In 2014, Maj. Kimberly Tschepen became the state’s first female Soldier to command a battalion when she took command of the 145th Brigade Support Battalion and Command Sgt. Maj. Linda Burkhart became the state’s first female command sergeant major in 2015.

In 2015, Idaho Guardsman 1st Sgt. Erin Smith became the first female enlisted Soldier in the nation to graduate from M1 Armor Crewman School. Following her, Staff Sgt. Kylene Huerta completed the same course and became the first female Soldier to be assigned to the 116th CBCT as a tank crew member.

In 2017, Sgt. 1st Class Melanie Galletti graduated from the U.S. Army’s Infantryman Course as the Idaho National Guard’s first qualified female enlisted infantry Soldier. That same year, Col. Lora Rainey was appointed as the state’s first female staff judge advocate.

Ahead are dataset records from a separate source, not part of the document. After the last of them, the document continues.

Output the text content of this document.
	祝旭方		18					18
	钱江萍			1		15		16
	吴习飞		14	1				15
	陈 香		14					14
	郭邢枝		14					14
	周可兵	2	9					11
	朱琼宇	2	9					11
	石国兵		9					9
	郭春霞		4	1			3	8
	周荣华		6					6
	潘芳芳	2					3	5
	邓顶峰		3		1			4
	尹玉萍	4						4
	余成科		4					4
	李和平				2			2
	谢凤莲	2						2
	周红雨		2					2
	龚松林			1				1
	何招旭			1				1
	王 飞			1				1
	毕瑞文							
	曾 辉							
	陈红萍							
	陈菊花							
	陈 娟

In 2019, 2nd Lt. Jessica Pauley became the state’s first female infantry officer.

Edwards’ departing remarks focused on reminding Company A Soldiers of their accomplishments and the pride he felt as their commander over the past two years.

“From day one, I have been beyond impressed with the professionalism and dedication of Alpha Company Soldiers,” said Edwards. “We have supported local and national callings, all while being part of an all-volunteer force … and I could not be prouder of serving alongside those volunteers.”